Das Bezirksgericht Fünfhaus lehnte die Übernahme der Pflegschaftssache ab. Es stellte den Akt dem Bezirksgericht Gmunden mit dem Bemerken zurück, die Pflegschaftssache erst zu übernehmen, wenn über zwei offene Anträge entschieden worden sei, nämlich einen Antrag auf Zahlung eines Sonderbedarfes von EUR 799,60 durch den Vater und einen damit verbundenen Antrag auf Bewilligung der Verfahrenshilfe. Nach Rückmittlung des Aktes durch das Bezirksgericht Gmunden legte das Bezirksgericht Fünfhaus mit Verfügung vom 21. 11. 2006 den Akt dem Obersten Gerichtshof zur Entscheidung nach § 111 Abs 2 JN vor.

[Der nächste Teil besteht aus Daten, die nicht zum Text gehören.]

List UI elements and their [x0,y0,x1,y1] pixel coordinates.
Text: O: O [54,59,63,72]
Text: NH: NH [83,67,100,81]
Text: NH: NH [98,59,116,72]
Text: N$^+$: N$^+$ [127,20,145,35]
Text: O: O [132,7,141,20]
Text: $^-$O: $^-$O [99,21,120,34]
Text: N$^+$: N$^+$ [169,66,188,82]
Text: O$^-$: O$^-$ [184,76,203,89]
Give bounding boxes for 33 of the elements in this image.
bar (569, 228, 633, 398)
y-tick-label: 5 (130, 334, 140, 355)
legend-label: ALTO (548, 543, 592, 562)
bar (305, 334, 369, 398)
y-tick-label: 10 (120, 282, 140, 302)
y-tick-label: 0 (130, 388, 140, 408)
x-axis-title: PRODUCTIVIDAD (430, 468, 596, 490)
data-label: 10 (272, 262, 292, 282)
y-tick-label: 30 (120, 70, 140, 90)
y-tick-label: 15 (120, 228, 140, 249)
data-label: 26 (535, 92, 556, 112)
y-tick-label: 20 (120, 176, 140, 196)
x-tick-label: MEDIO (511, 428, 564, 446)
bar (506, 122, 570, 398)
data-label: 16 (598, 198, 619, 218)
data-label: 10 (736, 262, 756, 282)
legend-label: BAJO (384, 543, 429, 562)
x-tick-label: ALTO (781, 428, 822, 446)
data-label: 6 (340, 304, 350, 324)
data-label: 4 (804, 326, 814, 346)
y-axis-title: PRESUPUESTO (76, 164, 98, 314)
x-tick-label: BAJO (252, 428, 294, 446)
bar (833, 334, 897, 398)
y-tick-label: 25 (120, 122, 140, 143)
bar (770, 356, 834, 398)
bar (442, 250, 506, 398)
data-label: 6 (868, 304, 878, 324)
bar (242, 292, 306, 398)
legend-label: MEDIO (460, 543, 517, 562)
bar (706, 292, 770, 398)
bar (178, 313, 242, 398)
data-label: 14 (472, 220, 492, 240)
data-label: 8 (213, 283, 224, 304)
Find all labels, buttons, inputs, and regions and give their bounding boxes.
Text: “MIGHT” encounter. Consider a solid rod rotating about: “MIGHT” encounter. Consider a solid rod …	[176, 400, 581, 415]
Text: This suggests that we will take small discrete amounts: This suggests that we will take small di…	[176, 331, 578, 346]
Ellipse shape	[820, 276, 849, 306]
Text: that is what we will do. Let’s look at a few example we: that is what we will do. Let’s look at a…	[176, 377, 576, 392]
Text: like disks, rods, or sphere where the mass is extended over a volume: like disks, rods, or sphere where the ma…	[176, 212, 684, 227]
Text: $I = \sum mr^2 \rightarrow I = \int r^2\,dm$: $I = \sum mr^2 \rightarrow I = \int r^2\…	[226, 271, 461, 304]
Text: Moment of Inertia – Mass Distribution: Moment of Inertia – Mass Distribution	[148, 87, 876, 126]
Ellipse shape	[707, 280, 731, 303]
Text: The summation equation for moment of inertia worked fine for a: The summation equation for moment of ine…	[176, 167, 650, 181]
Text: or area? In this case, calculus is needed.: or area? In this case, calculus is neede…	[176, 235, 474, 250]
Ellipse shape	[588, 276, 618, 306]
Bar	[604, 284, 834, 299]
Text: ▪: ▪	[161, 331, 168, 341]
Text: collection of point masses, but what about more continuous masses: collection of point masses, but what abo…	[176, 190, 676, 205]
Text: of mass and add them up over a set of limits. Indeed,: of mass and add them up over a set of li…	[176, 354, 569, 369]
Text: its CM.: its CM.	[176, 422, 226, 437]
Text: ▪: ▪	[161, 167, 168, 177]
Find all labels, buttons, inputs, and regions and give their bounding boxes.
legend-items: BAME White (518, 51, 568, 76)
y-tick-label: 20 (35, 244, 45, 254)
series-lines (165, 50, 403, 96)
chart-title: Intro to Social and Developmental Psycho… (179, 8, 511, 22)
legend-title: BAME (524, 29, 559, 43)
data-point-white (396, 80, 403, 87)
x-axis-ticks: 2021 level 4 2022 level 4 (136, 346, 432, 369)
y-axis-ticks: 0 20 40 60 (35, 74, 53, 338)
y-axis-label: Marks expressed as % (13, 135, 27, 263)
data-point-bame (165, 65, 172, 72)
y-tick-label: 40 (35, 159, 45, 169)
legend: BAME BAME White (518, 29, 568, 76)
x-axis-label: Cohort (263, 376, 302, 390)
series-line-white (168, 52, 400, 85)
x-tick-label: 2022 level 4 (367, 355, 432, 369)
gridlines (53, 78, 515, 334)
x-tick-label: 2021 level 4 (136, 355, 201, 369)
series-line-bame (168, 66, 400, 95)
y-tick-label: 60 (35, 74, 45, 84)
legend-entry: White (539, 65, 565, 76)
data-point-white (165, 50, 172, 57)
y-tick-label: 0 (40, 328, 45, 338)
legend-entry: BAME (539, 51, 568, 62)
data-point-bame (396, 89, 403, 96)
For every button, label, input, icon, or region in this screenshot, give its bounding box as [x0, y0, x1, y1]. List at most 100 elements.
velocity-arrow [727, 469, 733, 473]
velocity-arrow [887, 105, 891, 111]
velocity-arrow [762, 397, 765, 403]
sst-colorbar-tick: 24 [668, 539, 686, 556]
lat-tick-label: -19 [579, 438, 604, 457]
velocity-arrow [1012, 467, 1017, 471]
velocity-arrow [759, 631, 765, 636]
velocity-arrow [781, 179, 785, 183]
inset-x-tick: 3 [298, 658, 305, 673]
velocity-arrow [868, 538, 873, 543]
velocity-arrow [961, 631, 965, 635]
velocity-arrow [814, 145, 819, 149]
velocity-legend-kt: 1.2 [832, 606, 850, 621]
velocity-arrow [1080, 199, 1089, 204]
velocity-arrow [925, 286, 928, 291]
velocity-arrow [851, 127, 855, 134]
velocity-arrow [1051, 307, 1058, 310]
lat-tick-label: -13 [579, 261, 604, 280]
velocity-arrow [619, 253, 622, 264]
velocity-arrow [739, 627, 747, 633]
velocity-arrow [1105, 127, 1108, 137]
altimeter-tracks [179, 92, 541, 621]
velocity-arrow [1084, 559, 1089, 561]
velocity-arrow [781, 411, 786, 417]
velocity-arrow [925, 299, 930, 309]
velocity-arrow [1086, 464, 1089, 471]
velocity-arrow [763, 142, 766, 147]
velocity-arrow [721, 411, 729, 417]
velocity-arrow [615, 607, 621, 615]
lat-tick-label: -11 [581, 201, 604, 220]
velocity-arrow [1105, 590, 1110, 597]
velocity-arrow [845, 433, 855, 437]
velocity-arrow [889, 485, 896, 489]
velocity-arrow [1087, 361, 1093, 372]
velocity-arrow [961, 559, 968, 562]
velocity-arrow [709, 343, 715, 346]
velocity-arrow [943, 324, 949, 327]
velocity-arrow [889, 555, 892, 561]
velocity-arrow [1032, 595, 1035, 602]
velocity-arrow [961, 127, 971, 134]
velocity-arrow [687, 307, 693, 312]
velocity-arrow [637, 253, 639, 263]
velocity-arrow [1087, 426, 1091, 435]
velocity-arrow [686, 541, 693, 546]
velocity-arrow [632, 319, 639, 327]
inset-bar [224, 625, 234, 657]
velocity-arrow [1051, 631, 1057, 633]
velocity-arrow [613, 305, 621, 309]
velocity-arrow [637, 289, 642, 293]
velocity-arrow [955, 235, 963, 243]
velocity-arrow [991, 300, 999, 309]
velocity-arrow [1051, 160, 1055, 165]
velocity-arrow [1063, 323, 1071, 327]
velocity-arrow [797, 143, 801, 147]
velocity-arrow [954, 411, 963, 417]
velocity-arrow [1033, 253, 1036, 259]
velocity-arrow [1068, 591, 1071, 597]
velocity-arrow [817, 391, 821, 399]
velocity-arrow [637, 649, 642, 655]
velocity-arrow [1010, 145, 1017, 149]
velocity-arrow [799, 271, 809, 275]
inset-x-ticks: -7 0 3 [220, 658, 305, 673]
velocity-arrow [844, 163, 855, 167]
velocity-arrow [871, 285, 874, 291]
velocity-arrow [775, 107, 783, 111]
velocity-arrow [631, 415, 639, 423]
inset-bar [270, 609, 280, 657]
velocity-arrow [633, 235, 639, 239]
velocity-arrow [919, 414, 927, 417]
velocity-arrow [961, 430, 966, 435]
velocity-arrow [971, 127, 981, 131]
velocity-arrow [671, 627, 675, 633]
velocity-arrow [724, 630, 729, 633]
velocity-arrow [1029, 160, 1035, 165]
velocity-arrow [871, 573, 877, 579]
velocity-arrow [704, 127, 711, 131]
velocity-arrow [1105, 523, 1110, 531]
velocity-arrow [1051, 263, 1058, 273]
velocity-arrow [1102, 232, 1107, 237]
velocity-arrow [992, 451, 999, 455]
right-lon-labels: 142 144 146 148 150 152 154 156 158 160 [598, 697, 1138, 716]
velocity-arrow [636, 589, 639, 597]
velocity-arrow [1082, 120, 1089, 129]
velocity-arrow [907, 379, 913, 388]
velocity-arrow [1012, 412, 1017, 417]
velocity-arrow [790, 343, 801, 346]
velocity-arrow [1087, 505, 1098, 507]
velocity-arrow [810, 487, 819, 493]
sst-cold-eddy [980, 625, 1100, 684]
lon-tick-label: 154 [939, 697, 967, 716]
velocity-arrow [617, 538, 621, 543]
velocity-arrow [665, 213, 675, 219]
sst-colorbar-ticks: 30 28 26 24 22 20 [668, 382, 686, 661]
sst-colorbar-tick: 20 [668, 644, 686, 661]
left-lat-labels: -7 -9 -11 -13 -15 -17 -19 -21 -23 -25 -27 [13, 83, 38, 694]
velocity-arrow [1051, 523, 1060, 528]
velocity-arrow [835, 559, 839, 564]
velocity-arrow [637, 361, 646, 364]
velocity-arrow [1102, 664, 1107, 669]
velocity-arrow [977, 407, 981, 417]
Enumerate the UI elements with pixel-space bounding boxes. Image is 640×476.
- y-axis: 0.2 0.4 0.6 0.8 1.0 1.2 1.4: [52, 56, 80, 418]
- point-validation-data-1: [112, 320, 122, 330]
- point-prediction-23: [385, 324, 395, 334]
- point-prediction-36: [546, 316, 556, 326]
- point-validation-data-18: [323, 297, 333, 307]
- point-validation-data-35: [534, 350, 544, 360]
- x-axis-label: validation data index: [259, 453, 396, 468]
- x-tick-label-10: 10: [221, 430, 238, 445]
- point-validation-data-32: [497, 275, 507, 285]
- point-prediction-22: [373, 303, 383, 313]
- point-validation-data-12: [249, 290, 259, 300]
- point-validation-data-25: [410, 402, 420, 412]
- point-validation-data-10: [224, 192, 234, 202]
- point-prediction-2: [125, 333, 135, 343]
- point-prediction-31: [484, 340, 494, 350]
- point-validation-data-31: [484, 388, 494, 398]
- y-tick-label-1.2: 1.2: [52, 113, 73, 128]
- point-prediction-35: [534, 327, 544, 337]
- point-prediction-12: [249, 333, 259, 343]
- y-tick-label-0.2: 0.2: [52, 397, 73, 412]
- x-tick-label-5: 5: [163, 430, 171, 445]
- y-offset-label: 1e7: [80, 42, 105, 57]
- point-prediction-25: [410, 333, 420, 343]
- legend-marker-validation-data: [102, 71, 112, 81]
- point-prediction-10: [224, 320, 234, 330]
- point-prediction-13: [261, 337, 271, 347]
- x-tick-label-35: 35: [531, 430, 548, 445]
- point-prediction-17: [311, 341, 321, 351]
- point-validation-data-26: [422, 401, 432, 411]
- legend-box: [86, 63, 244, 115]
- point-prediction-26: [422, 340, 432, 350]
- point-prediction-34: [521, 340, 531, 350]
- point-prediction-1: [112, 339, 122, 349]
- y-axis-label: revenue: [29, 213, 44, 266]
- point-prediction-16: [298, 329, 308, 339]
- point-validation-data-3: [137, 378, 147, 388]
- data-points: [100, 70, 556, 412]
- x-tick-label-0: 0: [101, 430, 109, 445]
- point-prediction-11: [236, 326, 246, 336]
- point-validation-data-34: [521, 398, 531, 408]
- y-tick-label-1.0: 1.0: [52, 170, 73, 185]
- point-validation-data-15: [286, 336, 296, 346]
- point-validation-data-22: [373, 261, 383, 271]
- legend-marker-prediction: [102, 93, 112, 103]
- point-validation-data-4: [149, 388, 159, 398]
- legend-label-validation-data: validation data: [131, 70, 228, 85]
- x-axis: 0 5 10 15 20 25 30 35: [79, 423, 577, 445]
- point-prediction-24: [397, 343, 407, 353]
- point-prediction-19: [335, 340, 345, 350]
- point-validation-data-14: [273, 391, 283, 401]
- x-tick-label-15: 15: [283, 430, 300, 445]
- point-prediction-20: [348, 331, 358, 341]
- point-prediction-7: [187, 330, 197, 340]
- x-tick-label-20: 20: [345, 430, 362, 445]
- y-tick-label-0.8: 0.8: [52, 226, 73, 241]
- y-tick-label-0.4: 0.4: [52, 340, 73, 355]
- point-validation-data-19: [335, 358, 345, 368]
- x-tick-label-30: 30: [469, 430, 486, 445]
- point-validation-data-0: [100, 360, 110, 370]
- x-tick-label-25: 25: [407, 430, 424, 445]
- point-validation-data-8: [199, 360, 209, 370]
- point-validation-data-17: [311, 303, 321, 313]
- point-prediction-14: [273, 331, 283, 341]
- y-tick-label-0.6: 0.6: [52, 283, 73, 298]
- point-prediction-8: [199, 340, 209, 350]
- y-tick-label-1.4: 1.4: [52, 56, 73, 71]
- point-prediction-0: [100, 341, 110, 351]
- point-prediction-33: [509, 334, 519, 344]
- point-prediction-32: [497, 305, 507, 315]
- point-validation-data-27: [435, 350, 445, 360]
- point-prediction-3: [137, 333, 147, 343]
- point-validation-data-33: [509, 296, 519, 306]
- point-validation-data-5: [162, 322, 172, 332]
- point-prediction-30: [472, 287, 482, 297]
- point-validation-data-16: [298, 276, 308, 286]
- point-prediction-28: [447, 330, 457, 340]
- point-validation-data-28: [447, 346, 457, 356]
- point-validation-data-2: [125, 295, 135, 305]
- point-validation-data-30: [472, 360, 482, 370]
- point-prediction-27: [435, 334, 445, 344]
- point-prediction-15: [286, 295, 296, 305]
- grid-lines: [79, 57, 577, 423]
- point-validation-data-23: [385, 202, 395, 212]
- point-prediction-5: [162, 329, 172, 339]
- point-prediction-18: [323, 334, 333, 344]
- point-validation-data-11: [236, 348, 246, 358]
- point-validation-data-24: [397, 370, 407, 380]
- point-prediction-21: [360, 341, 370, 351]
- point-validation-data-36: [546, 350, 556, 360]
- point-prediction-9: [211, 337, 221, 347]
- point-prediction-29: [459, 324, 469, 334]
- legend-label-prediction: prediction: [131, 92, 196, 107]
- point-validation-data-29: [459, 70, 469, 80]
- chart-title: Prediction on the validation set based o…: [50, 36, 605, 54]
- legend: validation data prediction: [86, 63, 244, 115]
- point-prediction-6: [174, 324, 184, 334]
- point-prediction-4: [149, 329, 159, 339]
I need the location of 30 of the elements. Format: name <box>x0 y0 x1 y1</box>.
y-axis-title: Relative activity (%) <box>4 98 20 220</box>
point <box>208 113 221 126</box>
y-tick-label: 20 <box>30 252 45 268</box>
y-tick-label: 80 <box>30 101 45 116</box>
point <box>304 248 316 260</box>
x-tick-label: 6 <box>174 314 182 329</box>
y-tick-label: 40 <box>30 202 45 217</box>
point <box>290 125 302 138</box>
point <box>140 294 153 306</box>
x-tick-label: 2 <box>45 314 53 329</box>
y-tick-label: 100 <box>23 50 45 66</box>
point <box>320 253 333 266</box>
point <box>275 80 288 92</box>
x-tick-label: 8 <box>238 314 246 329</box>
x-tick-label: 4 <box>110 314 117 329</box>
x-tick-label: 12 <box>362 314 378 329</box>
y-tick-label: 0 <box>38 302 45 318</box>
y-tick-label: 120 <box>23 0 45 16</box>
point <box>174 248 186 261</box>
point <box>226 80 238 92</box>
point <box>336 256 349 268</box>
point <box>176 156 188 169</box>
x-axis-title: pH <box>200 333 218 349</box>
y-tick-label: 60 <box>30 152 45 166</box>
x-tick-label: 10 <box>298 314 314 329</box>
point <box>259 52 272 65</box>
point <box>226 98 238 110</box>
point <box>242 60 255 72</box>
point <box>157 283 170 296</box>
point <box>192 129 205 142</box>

Die vom Bezirksgericht Gmunden verfügte Übertragung der Zuständigkeit ist gerechtfertigt und daher zu genehmigen.

Rechtliche Beurteilung

Gemäß § 111 Abs 1 JN kann das Pflegschaftsgericht seine Zuständigkeit einem anderen Gericht übertragen, wenn dies im Interesse des Pflegebefohlenen gelegen erscheint, insbesondere wenn dadurch die wirksame Handhabung des dem Pflegebefohlenen zugedachten Schutzes voraussichtlich gefördert wird. Diese Voraussetzungen liegen in der Regel vor, wenn die Pflegschaftssache an jenes Gericht übertragen wird, in dessen Sprengel der Mittelpunkt der Lebensführung des Betroffenen liegt (RIS-Justiz RS0047300). Offene Anträge sind kein grundsätzliches Übertragungshindernis; es hängt vielmehr von den Umständen des Einzelfalles ab, ob die Entscheidung über einen solchen Antrag durch das bisherige Gericht zweckmäßiger ist (RIS-Justiz RS0047032 [T3]); vgl Mayr in Rechberger2 § 111 JN Rz 4; Fucik in Fasching2 § 111 JN Rz 3). Entgegen der Ansicht des Bezirksgerichtes Fünfhaus stehen die durch das Bezirksgericht Gmunden noch nicht erledigten Anträge einer - zufolge des neuen Wohnsitzes des Kindes in dessen Interesse gelegenen - Übertragung der Zuständigkeit nicht entgegen, weil Umstände, wonach das übertragende Gericht zur Entscheidung über diese Anträge eine besondere Sachkenntnis zukäme (vgl RIS-Justiz RS0047032), nicht zu erkennen sind.